Submitting Workloads
Basic Submission
# Run a script on 4 nodes for up to 24 hours
lattice submit --nodes=4 --walltime=24h train.sh
# With GPU constraints
lattice submit --nodes=8 --walltime=72h --constraint="gpu_type=GH200" -- torchrun train.py
# With a software environment (uenv)
lattice submit --nodes=2 --uenv=prgenv-gnu/24.11:v1 -- make -j run
Script Directives
Lattice parses #LATTICE directives from your script (and #SBATCH for compatibility):
#!/bin/bash
#LATTICE --nodes=64
#LATTICE --walltime=72h
#LATTICE --uenv=prgenv-gnu/24.11:v1
#LATTICE --vcluster=ml-training
#LATTICE --tenant=physics
#LATTICE --name=large-training-run
torchrun --nproc_per_node=4 train.py --data /scratch/dataset
Resource Constraints
# GPU type
lattice submit --constraint="gpu_type=GH200,gpu_count=4" script.sh
# Memory requirements
lattice submit --constraint="memory_gb>=512" script.sh
# Require unified memory (GH200/MI300A superchip)

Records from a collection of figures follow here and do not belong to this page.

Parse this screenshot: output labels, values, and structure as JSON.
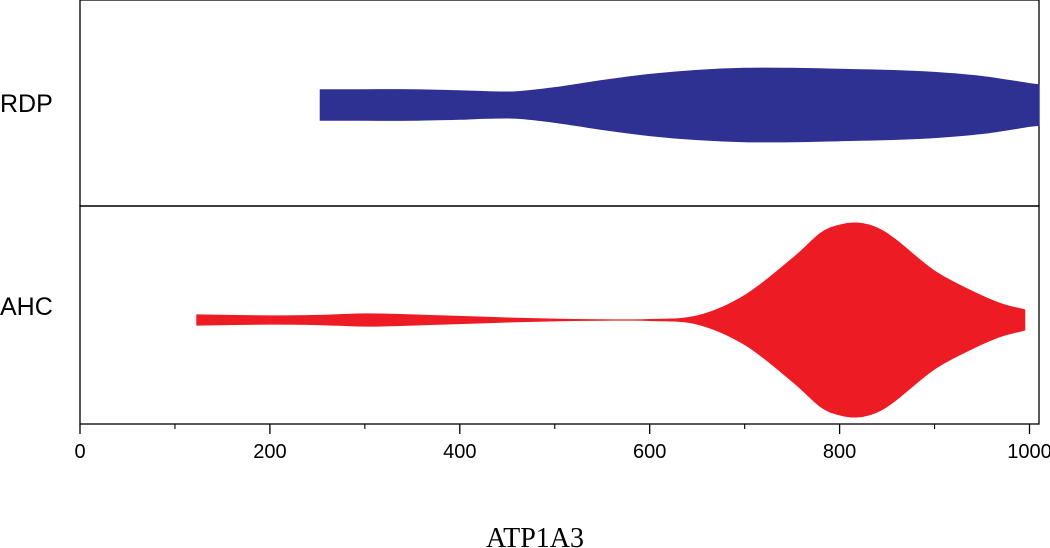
{
  "chart_data": {
    "type": "violin",
    "title": "",
    "xlabel": "ATP1A3",
    "ylabel": "",
    "xlim": [
      0,
      1010
    ],
    "x_ticks": [
      0,
      200,
      400,
      600,
      800,
      1000
    ],
    "x_minor_ticks": [
      100,
      300,
      500,
      700,
      900
    ],
    "grid": false,
    "legend": "none",
    "series": [
      {
        "name": "RDP",
        "color": "#2e3192",
        "profile": [
          [
            253,
            0.15
          ],
          [
            300,
            0.15
          ],
          [
            350,
            0.15
          ],
          [
            400,
            0.14
          ],
          [
            430,
            0.13
          ],
          [
            460,
            0.13
          ],
          [
            500,
            0.17
          ],
          [
            550,
            0.24
          ],
          [
            600,
            0.3
          ],
          [
            650,
            0.34
          ],
          [
            700,
            0.36
          ],
          [
            750,
            0.36
          ],
          [
            800,
            0.35
          ],
          [
            850,
            0.34
          ],
          [
            900,
            0.32
          ],
          [
            950,
            0.28
          ],
          [
            1000,
            0.21
          ],
          [
            1010,
            0.2
          ]
        ]
      },
      {
        "name": "AHC",
        "color": "#ed1c24",
        "profile": [
          [
            123,
            0.05
          ],
          [
            200,
            0.04
          ],
          [
            250,
            0.045
          ],
          [
            300,
            0.06
          ],
          [
            350,
            0.05
          ],
          [
            400,
            0.035
          ],
          [
            450,
            0.02
          ],
          [
            500,
            0.008
          ],
          [
            550,
            0.002
          ],
          [
            600,
            0.005
          ],
          [
            650,
            0.04
          ],
          [
            700,
            0.24
          ],
          [
            750,
            0.6
          ],
          [
            780,
            0.85
          ],
          [
            800,
            0.93
          ],
          [
            820,
            0.95
          ],
          [
            840,
            0.9
          ],
          [
            860,
            0.78
          ],
          [
            900,
            0.48
          ],
          [
            940,
            0.28
          ],
          [
            970,
            0.16
          ],
          [
            995,
            0.1
          ]
        ]
      }
    ]
  }
}
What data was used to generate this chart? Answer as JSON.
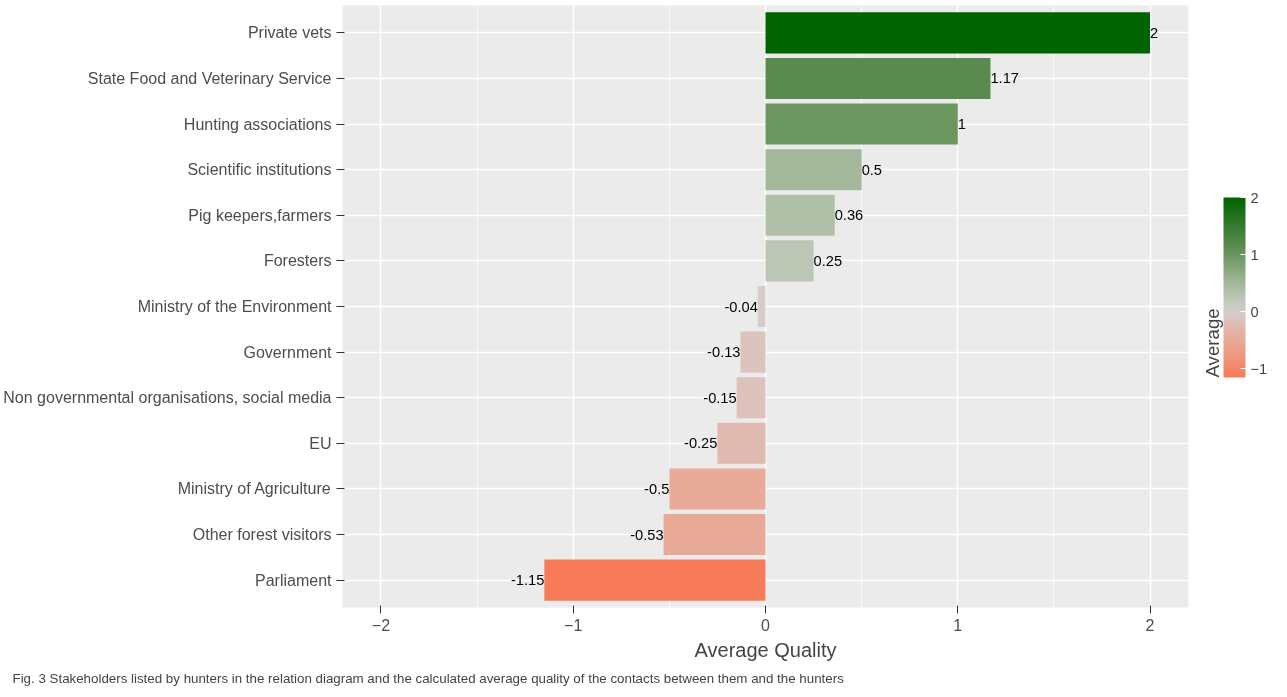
{
  "chart_data": {
    "type": "bar",
    "orientation": "horizontal",
    "xlabel": "Average Quality",
    "clabel": "Average",
    "categories": [
      "Private vets",
      "State Food and Veterinary Service",
      "Hunting associations",
      "Scientific institutions",
      "Pig keepers,farmers",
      "Foresters",
      "Ministry of the Environment",
      "Government",
      "Non governmental organisations, social media",
      "EU",
      "Ministry of Agriculture",
      "Other forest visitors",
      "Parliament"
    ],
    "values": [
      2,
      1.17,
      1,
      0.5,
      0.36,
      0.25,
      -0.04,
      -0.13,
      -0.15,
      -0.25,
      -0.5,
      -0.53,
      -1.15
    ],
    "colors": [
      "#006400",
      "#5a8a4f",
      "#6b9660",
      "#a3b89a",
      "#b0c0a8",
      "#bcc6b5",
      "#d6cdca",
      "#dcc4bd",
      "#dcc2bb",
      "#e0bab0",
      "#e8aa99",
      "#e9a997",
      "#f87b5a"
    ],
    "xlim": [
      -2.2,
      2.2
    ],
    "xticks": [
      -2,
      -1,
      0,
      1,
      2
    ],
    "clim": [
      -1.15,
      2
    ],
    "cticks": [
      -1,
      0,
      1,
      2
    ],
    "grid": true,
    "data_labels": true,
    "annotations": [
      "Fig. 3 Stakeholders listed by hunters in the relation diagram and the calculated average quality of the contacts between them and the hunters"
    ]
  }
}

lattice submit --constraint="require_unified_memory" script.sh
# Prefer same NUMA domain
lattice submit --constraint="prefer_same_numa" script.sh
Task Groups (Job Arrays)
Submit multiple instances of the same job:
# 100 tasks, 20 running concurrently
lattice submit --task-group=0-99%20 sweep.sh
# Task index available as $LATTICE_TASK_INDEX
Dependencies
# Run after job succeeds
lattice submit --depends-on=a1b2c3d4:success postprocess.sh
# Run after job completes (success or failure)
lattice submit --depends-on=a1b2c3d4:any cleanup.sh
# Multiple dependencies
lattice submit --depends-on=job1:success,job2:success merge.sh
Data Staging
Lattice can pre-stage data to the hot tier before your job starts:
lattice submit --data-mount="s3://bucket/dataset:/data" --nodes=4 train.sh
The scheduler evaluates data readiness as part of the cost function — jobs with data already on the hot tier are prioritized.
Lifecycle Types
Bounded (batch) — default
lattice submit --walltime=24h train.sh
Job runs until completion or walltime, then terminates.
Unbounded (service)
lattice submit --service --expose=8080 serve.sh
Runs indefinitely. Exposed ports are reachable via the network domain.
Reactive (autoscaling)
lattice submit --reactive --min-nodes=1 --max-nodes=8 \
--scale-metric=gpu_utilization --scale-target=0.8 serve.sh
Automatically scales between min and max nodes based on the target metric.
Preemption Classes
Higher preemption class = harder to preempt:
# Best-effort (preempted first)
lattice submit --preemption-class=0 experiment.sh
# Normal priority (default: 5)
lattice submit train.sh
# High priority
lattice submit --preemption-class=8 critical-training.sh
Checkpointing
If your application supports checkpointing, declare it:
# Signal-based (receives SIGUSR1 before preemption)
lattice submit --checkpoint=signal train.sh
# gRPC callback
lattice submit --checkpoint=grpc --checkpoint-port=9999 train.sh
# Shared memory flag
lattice submit --checkpoint=shmem train.sh
# Non-preemptible (no checkpoint, never preempted)
lattice submit --no-preempt train.sh
Slurm Compatibility
Existing Slurm scripts work with minimal changes:
# These are equivalent
sbatch --nodes=4 --time=24:00:00 --partition=gpu train.sh
lattice submit --nodes=4 --walltime=24h --vcluster=gpu train.sh
Supported #SBATCH directives are automatically translated. See Slurm Migration for details.
Output Formats
# Default: human-readable table
lattice status
# JSON (for scripting)
lattice status -o json
# YAML
lattice status -o yaml
# Wide (more columns)
lattice status -o wide